I'm currently building a web scraper and have run into the issue of being IP blocked. To get around this issue I'm trying to use the requests_ip_rotator which use AWS API Gateway's large IP pool as a proxy to generate pseudo-infinite IPs for web scraping. Following this answer I've implemented it into my code which is below:
import requests
from bs4 import BeautifulSoup
from requests_ip_rotator import ApiGateway, EXTRA_REGIONS
url = "https://secure.runescape.com/m=hiscore_oldschool_ironman/a=13/group-ironman/?groupSize=5&page=1"
page1 = requests.get(url)
soup1 = BeautifulSoup(page1.content, "html.parser")
gateway = ApiGateway("https://secure.runescape.com/",access_key_id="****",access_key_secret="****")
gateway.start()
session = requests.Session()
session.mount("https://secure.runescape.com/", gateway)
page2 = session.get(url)
gateway.shutdown()
soup2 = BeautifulSoup(page2.content, "html.parser")
print("\n"+page1.url)
print(page2.url)
print(soup1.head.title==soup2.head.title)
input()
output:
Starting API gateways in 10 regions.
Using 10 endpoints with name 'https://secure.runescape.com/ - IP Rotate API' (10 new).
Deleting gateways for site 'https://secure.runescape.com'.
Deleted 10 endpoints with for site 'https://secure.runescape.com'.

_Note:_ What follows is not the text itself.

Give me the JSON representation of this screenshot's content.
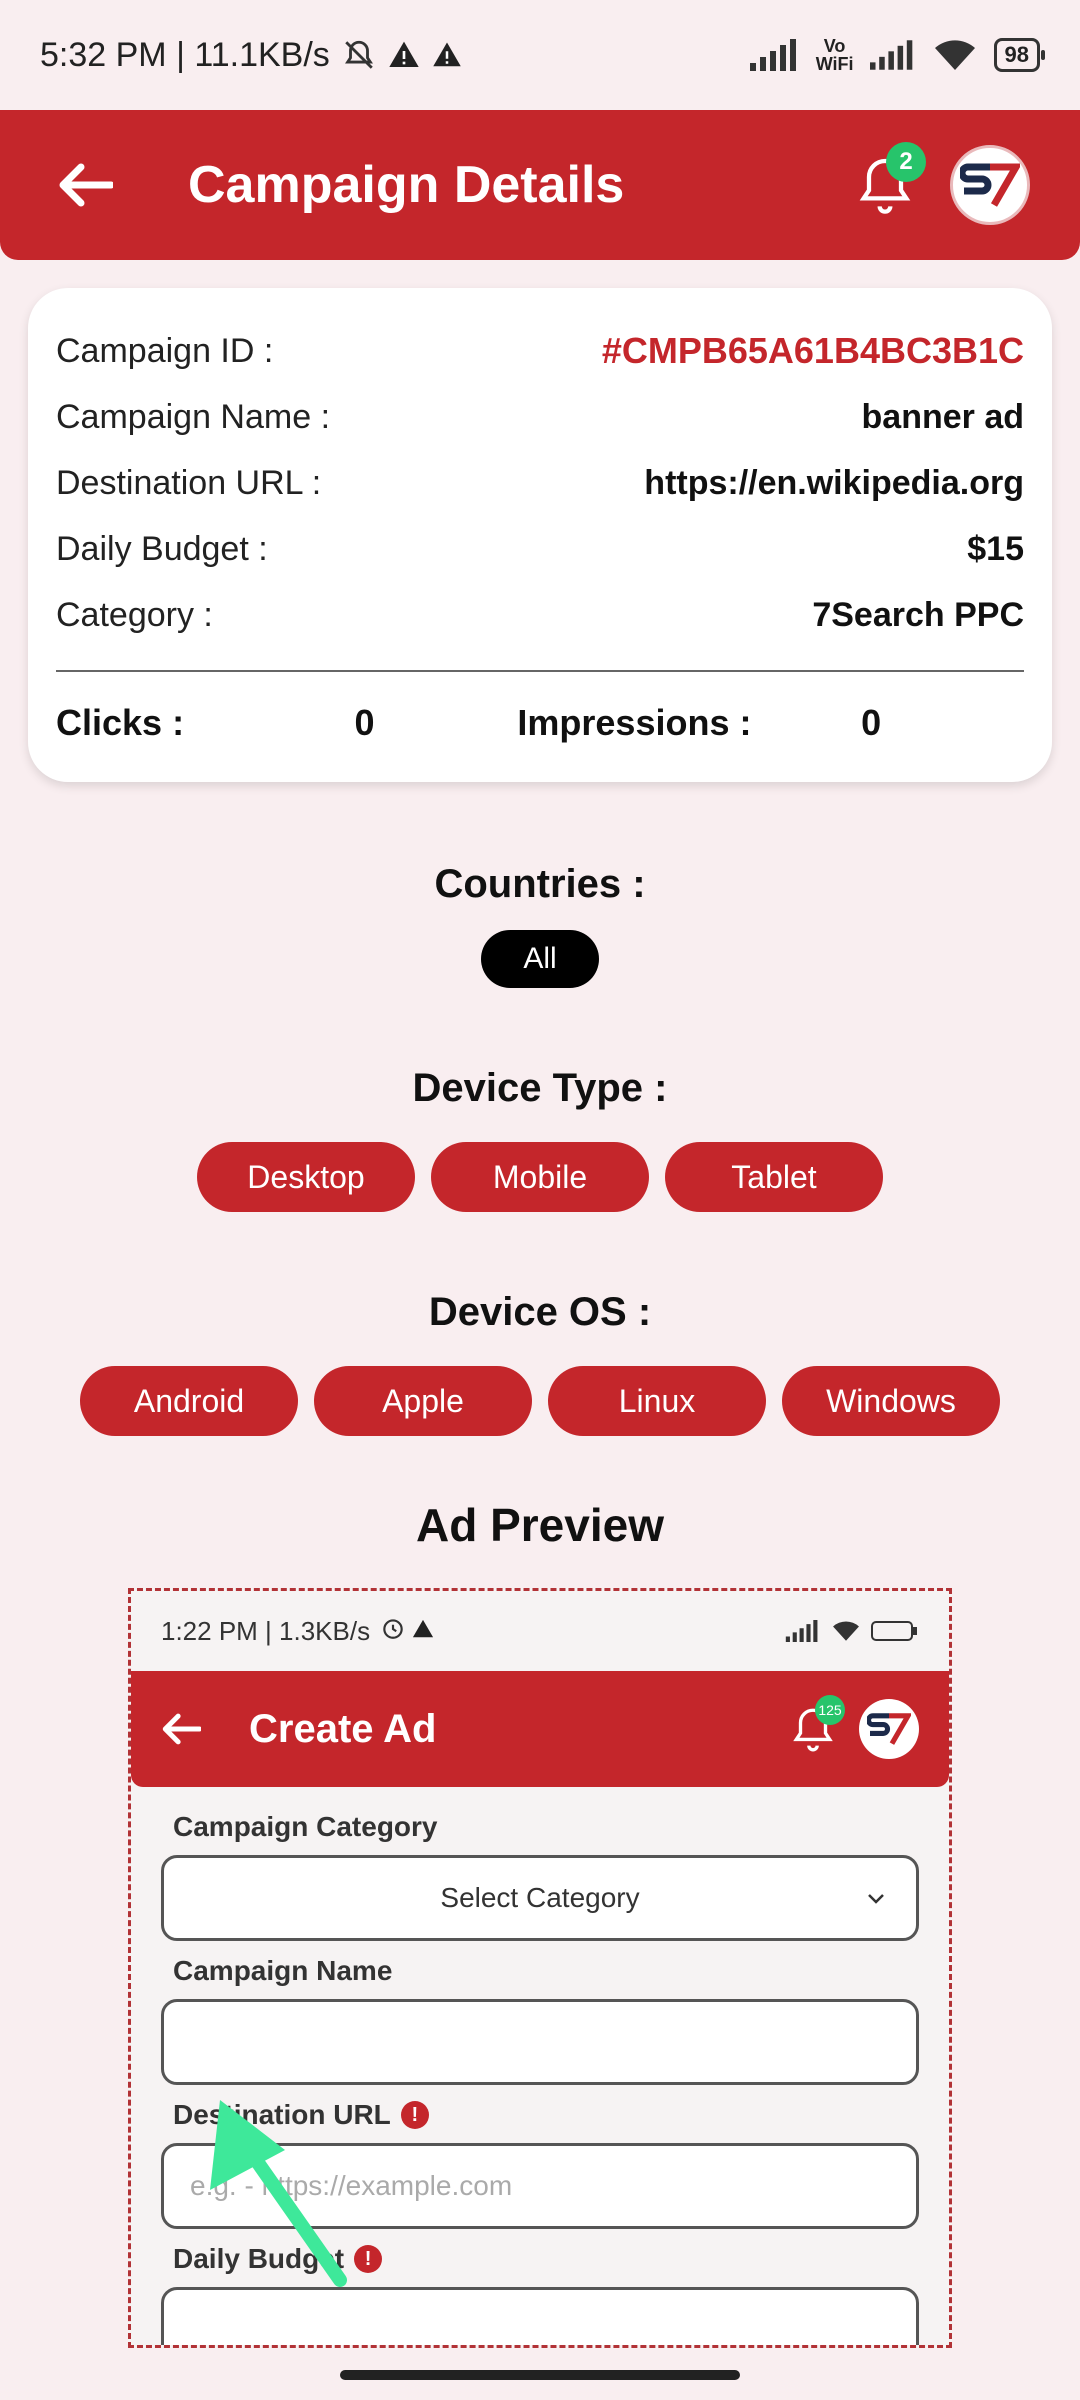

https://secure.runescape.com/m=hiscore_oldschool_ironman/a=13/group-ironman/?groupSize=5&page=1
https://6kesqk9t6d.execute-api.eu-central-1.amazonaws.com/ProxyStage/m=hiscore_oldschool_ironman/a=13/overall
False
So both times I use the .get(url) method I am using the same url but receiving different pages. Request.get(url) is giving me the page I want but when I use the amazon gateway with session.get(url) it is not giving me the same page as before but a different page from the same site. I'm stumped for what the issue could be so any help would be greatly appreciated!